Be Green, be sustainable, eco-friendly projects are popping up everywhere.
Here are just a few:
House on George Street
At the end of George Street in Roscoe Village you’ll find a house that looks a good little different and it’s called “the most sustainable home ever built in Chicago” by its developer Ryan Kolar.
The five bedroom, 4,700 square foot house has an outside made of recycled brick and wood from a 100-year-old barn.
Inside, there are the repurposed steel stairs to and doors made of old mahogany floors.
There’s a system that recycles shower and faucet water to be used in the toilets. Strategically placed windows and a skylight help reduce a home’s biggest energy eater.

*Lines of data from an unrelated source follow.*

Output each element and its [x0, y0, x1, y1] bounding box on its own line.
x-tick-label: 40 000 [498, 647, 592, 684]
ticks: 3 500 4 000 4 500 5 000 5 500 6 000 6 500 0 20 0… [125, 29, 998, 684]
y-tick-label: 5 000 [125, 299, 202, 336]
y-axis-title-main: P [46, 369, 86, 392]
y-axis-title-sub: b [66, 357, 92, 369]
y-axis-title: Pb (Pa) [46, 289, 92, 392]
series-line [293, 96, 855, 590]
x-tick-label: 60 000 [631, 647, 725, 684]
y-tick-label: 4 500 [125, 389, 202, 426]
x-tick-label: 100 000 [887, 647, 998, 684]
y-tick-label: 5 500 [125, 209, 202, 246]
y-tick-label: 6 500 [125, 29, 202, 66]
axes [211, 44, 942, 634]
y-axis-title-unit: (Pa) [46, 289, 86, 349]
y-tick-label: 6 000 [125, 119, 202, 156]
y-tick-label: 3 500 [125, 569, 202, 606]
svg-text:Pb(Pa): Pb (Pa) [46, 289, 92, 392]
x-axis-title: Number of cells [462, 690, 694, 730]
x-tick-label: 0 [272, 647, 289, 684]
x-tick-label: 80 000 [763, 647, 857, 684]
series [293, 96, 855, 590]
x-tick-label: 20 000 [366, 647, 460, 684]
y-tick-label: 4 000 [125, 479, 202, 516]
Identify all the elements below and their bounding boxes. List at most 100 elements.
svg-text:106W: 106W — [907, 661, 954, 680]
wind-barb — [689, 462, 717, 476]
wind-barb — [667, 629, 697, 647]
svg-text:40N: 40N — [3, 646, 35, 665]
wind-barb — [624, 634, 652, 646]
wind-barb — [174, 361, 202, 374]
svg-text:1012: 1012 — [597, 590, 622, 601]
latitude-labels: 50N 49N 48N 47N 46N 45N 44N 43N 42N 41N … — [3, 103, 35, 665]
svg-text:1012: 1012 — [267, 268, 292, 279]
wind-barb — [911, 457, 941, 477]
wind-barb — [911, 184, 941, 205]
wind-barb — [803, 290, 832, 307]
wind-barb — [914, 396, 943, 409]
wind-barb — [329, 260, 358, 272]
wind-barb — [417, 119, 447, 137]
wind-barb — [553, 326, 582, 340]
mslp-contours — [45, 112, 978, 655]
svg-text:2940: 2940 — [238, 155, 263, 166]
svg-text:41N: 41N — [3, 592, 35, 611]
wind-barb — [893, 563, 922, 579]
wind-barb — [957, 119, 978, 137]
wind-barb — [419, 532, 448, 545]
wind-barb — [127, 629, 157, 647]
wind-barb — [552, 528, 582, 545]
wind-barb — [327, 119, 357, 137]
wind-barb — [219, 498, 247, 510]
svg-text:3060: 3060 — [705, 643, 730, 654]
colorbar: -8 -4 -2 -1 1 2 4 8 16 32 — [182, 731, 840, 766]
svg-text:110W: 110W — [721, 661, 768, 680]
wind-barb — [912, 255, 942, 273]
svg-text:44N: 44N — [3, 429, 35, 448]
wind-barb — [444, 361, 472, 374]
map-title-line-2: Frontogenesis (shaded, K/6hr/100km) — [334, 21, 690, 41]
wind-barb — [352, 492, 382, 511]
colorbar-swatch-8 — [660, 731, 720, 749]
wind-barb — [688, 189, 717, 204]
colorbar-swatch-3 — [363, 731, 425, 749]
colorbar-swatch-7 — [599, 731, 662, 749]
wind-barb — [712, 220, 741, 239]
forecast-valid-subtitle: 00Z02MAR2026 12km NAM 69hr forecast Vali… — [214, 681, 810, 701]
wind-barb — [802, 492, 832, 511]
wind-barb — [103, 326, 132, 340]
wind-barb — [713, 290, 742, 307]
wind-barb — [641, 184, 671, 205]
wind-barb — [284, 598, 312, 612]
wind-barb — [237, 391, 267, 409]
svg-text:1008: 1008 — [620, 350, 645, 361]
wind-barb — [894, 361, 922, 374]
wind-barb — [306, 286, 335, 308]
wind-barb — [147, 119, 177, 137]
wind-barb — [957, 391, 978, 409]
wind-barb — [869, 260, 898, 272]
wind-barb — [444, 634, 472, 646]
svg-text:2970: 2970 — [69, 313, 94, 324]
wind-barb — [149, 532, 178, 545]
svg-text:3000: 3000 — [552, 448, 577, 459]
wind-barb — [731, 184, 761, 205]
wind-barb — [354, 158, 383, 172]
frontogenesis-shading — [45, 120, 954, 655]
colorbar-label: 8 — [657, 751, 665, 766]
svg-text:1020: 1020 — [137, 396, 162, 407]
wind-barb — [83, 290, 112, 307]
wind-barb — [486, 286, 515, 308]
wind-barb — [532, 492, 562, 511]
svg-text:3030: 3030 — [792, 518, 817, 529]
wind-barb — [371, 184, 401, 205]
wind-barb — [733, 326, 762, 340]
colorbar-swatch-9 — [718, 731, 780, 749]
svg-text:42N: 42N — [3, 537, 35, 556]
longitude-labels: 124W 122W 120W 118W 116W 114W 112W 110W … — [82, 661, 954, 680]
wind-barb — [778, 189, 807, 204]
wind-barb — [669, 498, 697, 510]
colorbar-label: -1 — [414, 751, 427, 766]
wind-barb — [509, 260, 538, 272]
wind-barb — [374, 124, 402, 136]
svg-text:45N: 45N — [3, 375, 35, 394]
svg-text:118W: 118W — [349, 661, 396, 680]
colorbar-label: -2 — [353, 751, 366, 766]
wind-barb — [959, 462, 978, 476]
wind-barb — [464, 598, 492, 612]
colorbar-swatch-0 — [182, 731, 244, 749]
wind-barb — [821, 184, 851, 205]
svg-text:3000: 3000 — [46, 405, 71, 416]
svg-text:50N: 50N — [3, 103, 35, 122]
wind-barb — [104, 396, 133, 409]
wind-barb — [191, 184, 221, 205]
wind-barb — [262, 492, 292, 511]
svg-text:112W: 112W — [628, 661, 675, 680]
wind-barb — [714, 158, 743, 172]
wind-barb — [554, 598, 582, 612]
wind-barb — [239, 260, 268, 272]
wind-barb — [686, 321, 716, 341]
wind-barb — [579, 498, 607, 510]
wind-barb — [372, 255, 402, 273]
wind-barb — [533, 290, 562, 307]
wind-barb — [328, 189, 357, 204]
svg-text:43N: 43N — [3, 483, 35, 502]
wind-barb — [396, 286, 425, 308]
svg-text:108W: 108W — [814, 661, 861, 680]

“Heating and cooling should literally be an eighth of what people are currently paying for a house this size,” Kolar said.
Kolar’s green home in on the market for one and a half million dollars. He’s gotten a lot of interest and is waiting for a sale.
Kolar calls his house a prototype. He hopes to move on to more moderately priced sustainable homes once this one sells.
Chief Sustainability Officer Chris Wheat explains that Retrofit Chicago is a voluntary program that partners building and home owners with environmental consultants in finding ways to cut out that carbon footprint.
“Buildings like the Rookery has reduced energy by 20 percent through things like improving their lighting, improving their heating and cooling,” he said.
Lighting costs for the Rookery’s iconic lobby dropped more than 90 percent by switching from incandescent to LED light bulbs. Seventy-nine buildings have joined Retrofit Chicago including the the Architectural Foundation high-rise on Michigan Avenue and the Institute of Cultural Affairs in Uptown.
Solar Power Initiatives
The effort to go green reaches all ages. A team of 50 Northwestern University students created a home to compete in what’s called the Solar Decathlon, a U.S. Department of Energy competition where student led teams design and build solar-powered houses.
The international competition in Denver last month focused on ten different categories. Northwestern took first place in two, communications and marketability. They also won the unofficial Kid’s Choice award for the “coolest house.”
Tips for a greener home:
You don’t have to buy a new house to be sustainable. Here are some ideas from our experts on how to green your home ranging from simple costs to long term investments:
- Swap your lightbulbs to LED bulbs.
- Buy Programmable thermostats to save on heating and cooling.
- Get a rain barrel. Most communities provide them at cost or free.
- Replace 10-to-15 year old appliances with energy star or WaterSence appliances.
- Buy Solar panels. In the long run, you’ll watch your energy costs disappear.